Sempre à mesma hora, acordo. Sinto a cama fria. Ausente de uma presença. Um vazio me invade. A cabeça dispara com pensamentos erróneos. Tremo. Não me conformo. Procuro o telemóvel e a primeira acção é certificar-me que não recebi a SMS.

A tal SMS.

Alguns minutos depois, ao cair na realidade, chego sempre à mesma conclusão, à do costume. Sinto falta da presença e não da tua presença. É a saudade dos teus movimentos na minha cama, de um cheiro intimo, único, quente, que me aguça o apetite.

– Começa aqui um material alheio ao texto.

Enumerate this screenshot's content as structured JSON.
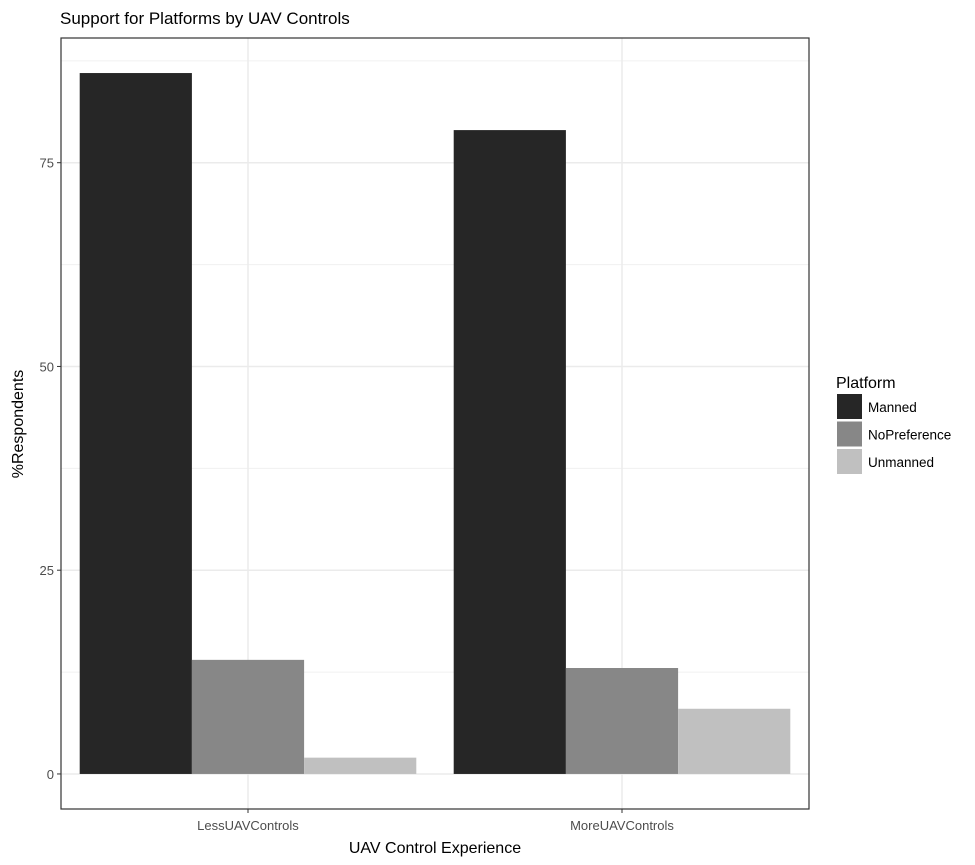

Sinto sede, bebo água. Não. Percebo que não matei sede nenhuma. Não esta sede. Pego novamente no telemóvel. Poder-te-ia chamar. Tu virias. Mas não quero que venhas. Não neste contexto. Sinto-me inquieto, não consigo dormir. Procuro enganar a sede. Pensando em ti, tocando em mim e não satisfaz. Uma, duas, três vezes. Que sede. Neste momento não penso correctamente e já preparo uma mensagem para te enviar. Tu virás, eu sei. Quero que aqueças esta cama, que deixes o teu perfume, que enchas o quarto com os teus gemidos, que enfeites o chão com a tua roupa… Que me dês o que beber.

Agora é tarde. Já enviei a mensagem. Mal controlo a respiração. Quero que venhas e vás rápido.

Fazes-me acordar mas o que eu quero é mesmo dormir.